La chanson finie, le garçon parle à l'animal :
— Saute, Hurricane, la vie est belle. Je parle de la vie des chiens, car nous autres… mais cela ne te regarde point. Ce sont choses humaines et nous, les êtres dits supérieurs, nous devons cacher nos sentiments. Toi, tu es heureux, alors tu aboies, tu te roules sur le dos en agitant les pattes. Ah! vieux frère, je t'envie.
« Non, ne crois pas cela. Je ne vais pas recommencer. Je n'ai pas le talent de jouer les Jérémie. Houp là! Saute, plus haut, vas-y. Une course tous deux? Je veux bien. Un, deux, trois, en avant. »
Hurricane et son chien dévalent la pente raide et s'arrêtent ensemble au bas de la colline. Au carrefour, le trail se partage : à gauche Last-Chance, à droite le chemin qui conduit à la frontière yankee.

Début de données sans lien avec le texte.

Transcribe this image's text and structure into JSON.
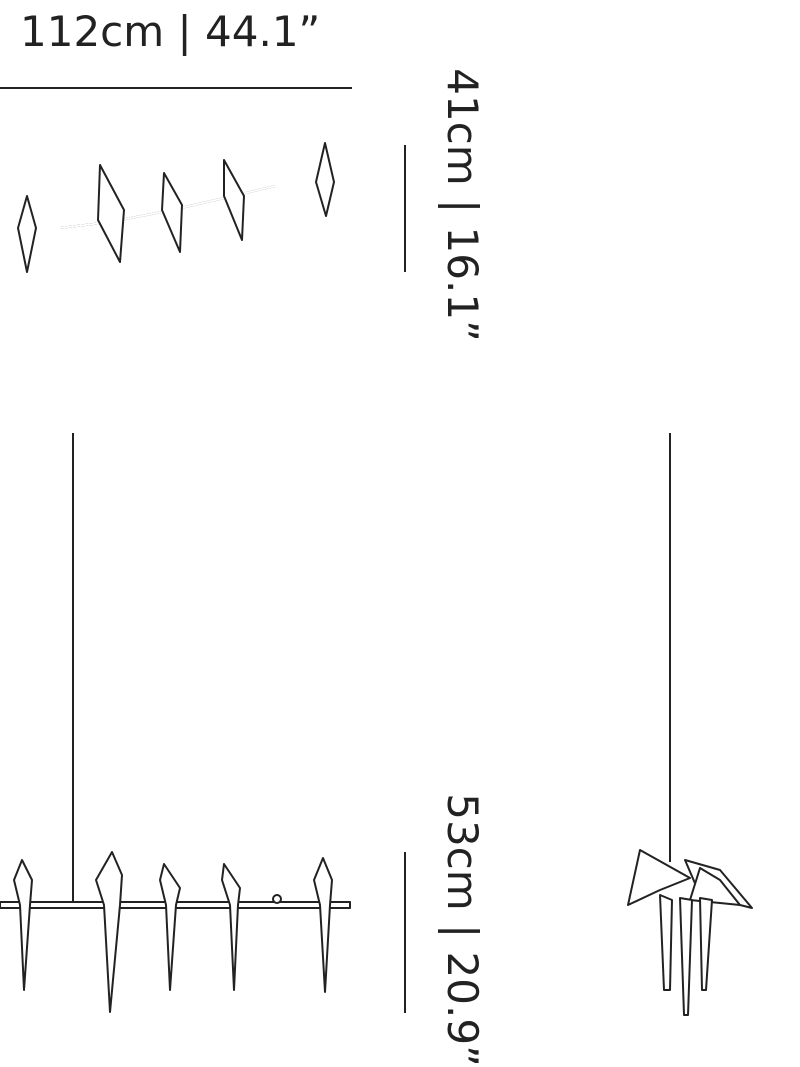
{
  "labels": {
    "width": "112cm | 44.1”",
    "depth": "41cm | 16.1”",
    "height": "53cm | 20.9”"
  }
}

— Paix, Hurricane, soyons sérieux. Que penserait-on de nous si On nous voyait. Tu vois, j'ai gardé, malgré moi, le respect de la considération! Monsieur « Qu'en dira-t-on? » m'a rendu visite. Mais je te jure, tiens, je te jure du fond du cœur que je m'en f… On est ici chez nous. Les autres, pffutt, comme ce caillou, tu vois.
Et, du pied, il chasse la pierre qui roule et qu'Hurricane-chien attrape et apporte.
— Tu es un bon chien. Je t'aime, toi ; l'autre, tu sais bien, l'autre, eh bien! cela m'est complètement égal.
« Pourquoi tournes-tu ta gueule de travers et clignes-tu un œil? Tu ne me crois pas. Je suis sûr que tu ne me crois pas. Je te répète que je m'en f…
« Allons, viens. Tiens, cette brute de Billikins est rentrée. Parie qu'il est ivre, notre ami!